Sometimes, society even tries to alter the choices nature makes, nipping them in the bud—for instance, the efforts to not allow the girl child from being born. While the world debates the pros and cons of stem cell research, in India 11.2 million illegal abortions are performed each year. In 1981, the ratio among children up to the age of 6 was 962 girls per 1,000 boys; 20 years later it is 927 girls per 1,000 boys. Technological modernity in India subserves society’s ruthless, ‘traditional’ demands. While the abortion debate in the West is about individual choice and freedom, in India amniocentesis leads to socially sanctioned genocide.

In most of India, for most citizens, real choices hardly exist. The independence struggle against the British was about fashioning a nation and seeking the right for some Indians to control the destiny of that nation. That struggle was about political independence, which was achieved relatively with less difficulty. However, the other, more important project—the liberation of society from antiquated values, on which hinges the emergence and the subsequent emancipation of the individual—has not even taken off yet. We have been indoctrinated into blaming the state for all the ills of society. However, our state has been one of the most politically correct: banning untouchability, banning sex selection, banning dry latrines that engender manual scavenging, enacting several laws that protect an individual’s various rights, we will soon have even elementary education as a fundamental right.

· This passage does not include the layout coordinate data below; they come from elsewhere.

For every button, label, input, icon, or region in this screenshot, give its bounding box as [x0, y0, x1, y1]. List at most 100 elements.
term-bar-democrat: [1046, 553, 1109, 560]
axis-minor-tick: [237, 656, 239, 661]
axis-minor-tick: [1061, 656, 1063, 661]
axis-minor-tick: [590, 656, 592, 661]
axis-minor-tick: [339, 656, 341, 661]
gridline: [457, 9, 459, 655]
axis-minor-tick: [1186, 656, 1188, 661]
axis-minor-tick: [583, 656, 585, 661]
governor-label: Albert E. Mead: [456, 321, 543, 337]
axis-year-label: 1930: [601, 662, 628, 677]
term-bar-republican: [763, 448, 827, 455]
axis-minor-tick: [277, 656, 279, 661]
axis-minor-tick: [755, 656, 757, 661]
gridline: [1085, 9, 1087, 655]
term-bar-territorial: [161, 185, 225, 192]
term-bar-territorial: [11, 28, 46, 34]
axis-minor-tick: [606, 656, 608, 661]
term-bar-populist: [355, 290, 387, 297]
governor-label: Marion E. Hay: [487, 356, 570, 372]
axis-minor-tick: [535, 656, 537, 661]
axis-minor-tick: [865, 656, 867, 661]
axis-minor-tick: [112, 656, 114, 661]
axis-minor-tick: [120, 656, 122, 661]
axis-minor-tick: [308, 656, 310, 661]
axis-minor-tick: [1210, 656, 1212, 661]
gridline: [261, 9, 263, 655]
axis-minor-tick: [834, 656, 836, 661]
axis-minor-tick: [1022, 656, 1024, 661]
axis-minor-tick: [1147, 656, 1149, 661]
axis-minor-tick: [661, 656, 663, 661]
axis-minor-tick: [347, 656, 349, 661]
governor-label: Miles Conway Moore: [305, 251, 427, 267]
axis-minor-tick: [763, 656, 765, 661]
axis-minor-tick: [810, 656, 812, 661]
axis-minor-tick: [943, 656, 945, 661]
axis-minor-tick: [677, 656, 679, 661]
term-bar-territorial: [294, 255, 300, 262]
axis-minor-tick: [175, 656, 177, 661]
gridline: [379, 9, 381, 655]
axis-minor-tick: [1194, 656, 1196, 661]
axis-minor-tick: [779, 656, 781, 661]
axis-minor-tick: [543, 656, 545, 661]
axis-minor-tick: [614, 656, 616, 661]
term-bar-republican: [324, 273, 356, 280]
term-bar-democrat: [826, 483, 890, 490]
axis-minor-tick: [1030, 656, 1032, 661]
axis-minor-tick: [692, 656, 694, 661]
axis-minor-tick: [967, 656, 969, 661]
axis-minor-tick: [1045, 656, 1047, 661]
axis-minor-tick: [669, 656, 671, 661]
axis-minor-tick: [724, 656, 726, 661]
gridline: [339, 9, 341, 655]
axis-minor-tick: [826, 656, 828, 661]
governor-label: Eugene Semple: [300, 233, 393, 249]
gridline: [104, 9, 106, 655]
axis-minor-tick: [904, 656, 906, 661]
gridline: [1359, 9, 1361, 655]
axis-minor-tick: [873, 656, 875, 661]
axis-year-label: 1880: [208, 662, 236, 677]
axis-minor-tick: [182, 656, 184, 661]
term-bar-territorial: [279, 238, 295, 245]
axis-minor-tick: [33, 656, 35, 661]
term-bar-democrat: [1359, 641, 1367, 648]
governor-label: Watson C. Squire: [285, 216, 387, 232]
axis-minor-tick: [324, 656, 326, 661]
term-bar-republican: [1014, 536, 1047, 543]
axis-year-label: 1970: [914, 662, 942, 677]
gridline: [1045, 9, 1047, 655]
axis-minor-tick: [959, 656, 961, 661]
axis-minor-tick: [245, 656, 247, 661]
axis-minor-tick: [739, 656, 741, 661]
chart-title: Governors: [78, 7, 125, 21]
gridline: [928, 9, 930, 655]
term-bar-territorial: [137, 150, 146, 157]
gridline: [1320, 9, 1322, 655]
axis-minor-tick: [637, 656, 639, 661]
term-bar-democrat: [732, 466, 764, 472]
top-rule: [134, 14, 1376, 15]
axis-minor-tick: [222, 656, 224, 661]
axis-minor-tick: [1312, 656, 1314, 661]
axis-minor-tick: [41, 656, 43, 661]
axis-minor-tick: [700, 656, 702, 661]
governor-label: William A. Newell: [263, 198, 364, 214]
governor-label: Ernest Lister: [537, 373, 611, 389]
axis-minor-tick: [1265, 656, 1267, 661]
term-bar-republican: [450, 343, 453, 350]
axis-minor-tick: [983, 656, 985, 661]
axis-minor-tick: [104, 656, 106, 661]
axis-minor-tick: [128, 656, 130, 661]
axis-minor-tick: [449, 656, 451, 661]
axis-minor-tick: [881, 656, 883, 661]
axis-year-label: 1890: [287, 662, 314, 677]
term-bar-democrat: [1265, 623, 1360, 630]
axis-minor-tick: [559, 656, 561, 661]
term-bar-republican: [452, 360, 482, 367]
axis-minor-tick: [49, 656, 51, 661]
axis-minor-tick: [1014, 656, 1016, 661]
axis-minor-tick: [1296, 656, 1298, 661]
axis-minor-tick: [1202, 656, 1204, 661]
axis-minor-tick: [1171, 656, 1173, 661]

If we today have more than 200 million chronically hungry Indians and yet surplus foodgrains rotting in godowns, 53 per cent children dropping out of school and yet a Rs 1,000-crore Edusat in space, it is because of our society’s inherent inability to allow change. The beast of society stands in the way of the implementation of any of the state’s initiatives. And society is most cruel in its rural form where 72.2 percent of our population lives. Ambedkar had told the Constituent Assembly: "I hold that these village republics have been the ruination of India. What is the village but a sink of localism, a den of ignorance, narrow-mindedness and communalism?" India has the largest number of police stations in any nation in the world. (For instance, Tamil Nadu has 1,413 police stations whereas only 276 hospitals). Yet society’s crimes are condoned since the police protects society’s interests rather than the state’s.

As long as the political legacy of independence does not devolve socially, freedom shall have little meaning. What we have in India today is not civil but uncivil society that forecloses the possibility of choice, freedom and independence. In this uncivil society, an indiscretion—like an Ezhava falling in love with a Nair—could turn into a social challenge. In this uncivil society, to be human is to lead an insurrection. To experience independence can be epiphanic.